Ethan goes dark in a colourful adventure…
Ethan Hunt’s fifth impossible mission starts with its much-publicised money shot: Tom Cruise clinging to the side of an Airbus A400M. For real. It’s a crazy stunt, and to front load the film with it is equally ballsy – audiences are sure to spend the next two hours waiting for it to be topped.
But if you want to know the true circumference of Cruise’s cojones, it’s evidenced in his decision to trust in storytelling, lovingly crafted set-pieces and suspense (all of it delivered in 2D) rather than wedge himself into a bombastic, CGI-bloated jamboree. Mission: Impossible – Rogue Nation might have its hi-tech gadgets, but it’s a pleasingly old-fashioned affair.

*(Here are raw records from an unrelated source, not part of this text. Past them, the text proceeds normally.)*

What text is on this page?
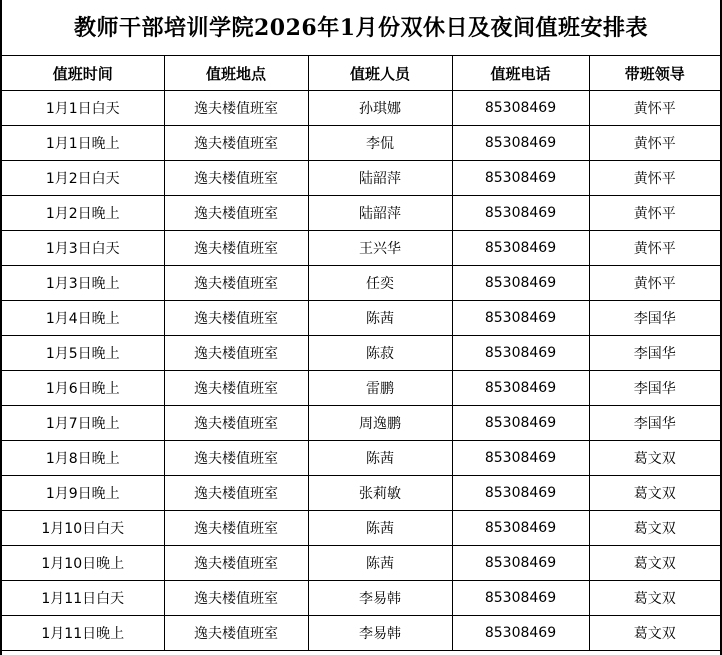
教师干部培训学院2026年1月份双休日及夜间值班安排表
值班时间	值班地点	值班人员	值班电话	带班领导
1月1日白天	逸夫楼值班室	孙琪娜	85308469	黄怀平
1月1日晚上	逸夫楼值班室	李侃	85308469	黄怀平
1月2日白天	逸夫楼值班室	陆韶萍	85308469	黄怀平
1月2日晚上	逸夫楼值班室	陆韶萍	85308469	黄怀平
1月3日白天	逸夫楼值班室	王兴华	85308469	黄怀平
1月3日晚上	逸夫楼值班室	任奕	85308469	黄怀平
1月4日晚上	逸夫楼值班室	陈茜	85308469	李国华
1月5日晚上	逸夫楼值班室	陈菽	85308469	李国华
1月6日晚上	逸夫楼值班室	雷鹏	85308469	李国华
1月7日晚上	逸夫楼值班室	周逸鹏	85308469	李国华
1月8日晚上	逸夫楼值班室	陈茜	85308469	葛文双
1月9日晚上	逸夫楼值班室	张莉敏	85308469	葛文双
1月10日白天	逸夫楼值班室	陈茜	85308469	葛文双
1月10日晚上	逸夫楼值班室	陈茜	85308469	葛文双
1月11日白天	逸夫楼值班室	李易韩	85308469	葛文双
1月11日晚上	逸夫楼值班室	李易韩	85308469	葛文双
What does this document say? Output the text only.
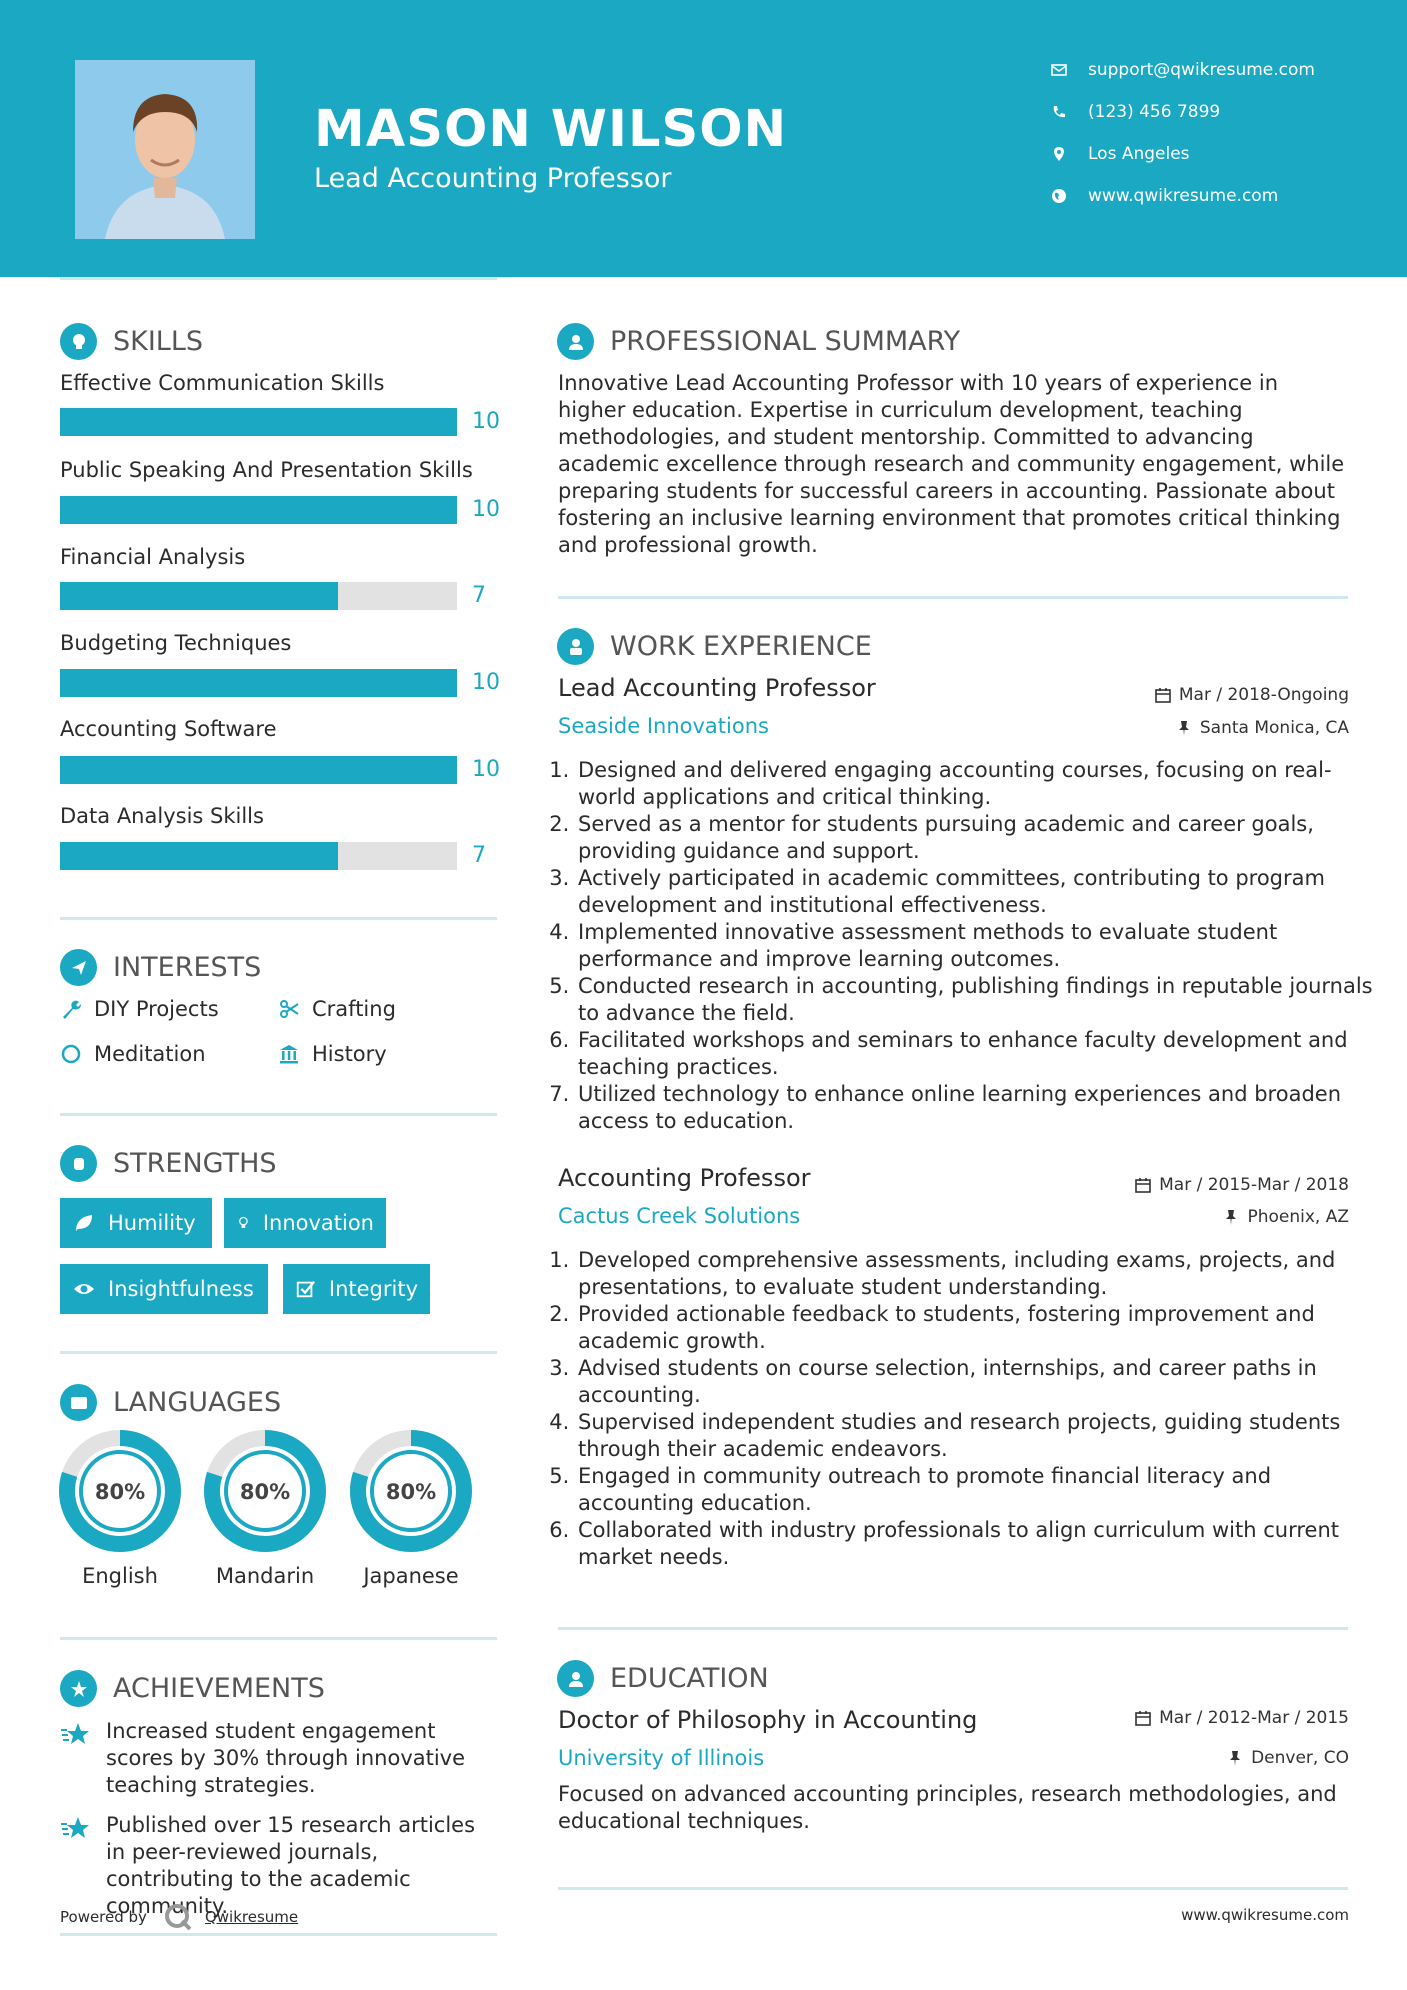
MASON WILSON
Lead Accounting Professor
support@qwikresume.com
(123) 456 7899
Los Angeles
www.qwikresume.com
SKILLS
Effective Communication Skills
10
Public Speaking And Presentation Skills
10
Financial Analysis
7
Budgeting Techniques
10
Accounting Software
10
Data Analysis Skills
7
INTERESTS
DIY Projects	Crafting
Meditation	History
STRENGTHS
Humility	Innovation
Insightfulness	Integrity
LANGUAGES
80%
English
80%
Mandarin
80%
Japanese
ACHIEVEMENTS
Increased student engagement scores by 30% through innovative teaching strategies.
Published over 15 research articles in peer-reviewed journals, contributing to the academic community.
Powered by	Qwikresume
PROFESSIONAL SUMMARY
Innovative Lead Accounting Professor with 10 years of experience in higher education. Expertise in curriculum development, teaching methodologies, and student mentorship. Committed to advancing academic excellence through research and community engagement, while preparing students for successful careers in accounting. Passionate about fostering an inclusive learning environment that promotes critical thinking and professional growth.
WORK EXPERIENCE
Lead Accounting Professor	Mar / 2018-Ongoing
Seaside Innovations	Santa Monica, CA
1. Designed and delivered engaging accounting courses, focusing on real-world applications and critical thinking.
2. Served as a mentor for students pursuing academic and career goals, providing guidance and support.
3. Actively participated in academic committees, contributing to program development and institutional effectiveness.
4. Implemented innovative assessment methods to evaluate student performance and improve learning outcomes.
5. Conducted research in accounting, publishing findings in reputable journals to advance the field.
6. Facilitated workshops and seminars to enhance faculty development and teaching practices.
7. Utilized technology to enhance online learning experiences and broaden access to education.
Accounting Professor	Mar / 2015-Mar / 2018
Cactus Creek Solutions	Phoenix, AZ
1. Developed comprehensive assessments, including exams, projects, and presentations, to evaluate student understanding.
2. Provided actionable feedback to students, fostering improvement and academic growth.
3. Advised students on course selection, internships, and career paths in accounting.
4. Supervised independent studies and research projects, guiding students through their academic endeavors.
5. Engaged in community outreach to promote financial literacy and accounting education.
6. Collaborated with industry professionals to align curriculum with current market needs.
EDUCATION
Doctor of Philosophy in Accounting	Mar / 2012-Mar / 2015
University of Illinois	Denver, CO
Focused on advanced accounting principles, research methodologies, and educational techniques.
www.qwikresume.com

The coherently tangled plot sees Ethan obsessing upon the existence of the Syndicate, a SPECTRE-like organisation comprised of supposedly deceased agents from all around the globe. Stick a pin in an international tragedy and it’ll tell tale of the Syndicate. But CIA Director Alan Hunley (Alec Baldwin) thinks Hunt is paranoid, the Impossible Missions Force out of control.
And so Ethan, not for the first time, must go rogue, growing an unfeasibly bushy beard and calling on the surreptitious help of his trusty co-workers (Jeremy Renner, Ving Rhames and an impressive Simon Pegg, whose tech-head Benji is given much more to do) to track down his only link to the Syndicate – whispering, unblinking nutjob Solomon Lane (Sean Harris).
Naturally Ethan’s quest takes him to such far-flung places as Paris, Casablanca and London, while his modes of transport – always moving at breakneck pace, and sometimes travelling in reverse, or slaloming through traffic, or jolting down vertiginous steps – include cars, motorbikes and, of course, his own two feet; Cruise’s upright, arm-pumping run is as now iconic as John Wayne’s hip-roll slouch.
There is double and triple-dealing galore, much of it arriving via mystery lady Ilsa (Swedish actress Rebecca Ferguson in a terrifically poised, sensual and brutal performance; consider the gauntlet well and truly thrown down to new Bond ladies Monica Bellucci and Lea Seydoux).
Indeed, the Grand Guignol sequence in which Ethan and Ilsa first cross paths as two silhouettes working the wings and rigging of the Vienna State Opera while an assassination attempt plays out to ‘Nessun Dorma’, is M:I5‘s highlight.
With its fluid camera and choking tension, it recalls Brian De Palma’s elaborate dances of death, and thus returns the series to its original instalment. Director Christopher McQuarrie (Jack Reacher, the screenplay of The Usual Suspects) is a classicist, and each of his set-pieces, including a breath-snatching underwater heist, possess a pleasing purity.
Mission: Impossible – Rogue Nation doesn’t quite have the scale of Brad Bird’s fourth outing, its villain can’t match Philip Seymour Hoffman’s franchise stand-out in J.J. Abram’s part III, and Ethan Hunt continues to be little more than a startlingly capable cypher. But this is a fun entry in an enduring series that’s never failed to deliver a lively night out, and you should accept it, gladly.
The Verdict
4
4 out of 5
Mission: Impossible – Rogue Nation review
Christopher McQuarrie keeps the franchise fuse fizzing with machinations a go-go and some precision action.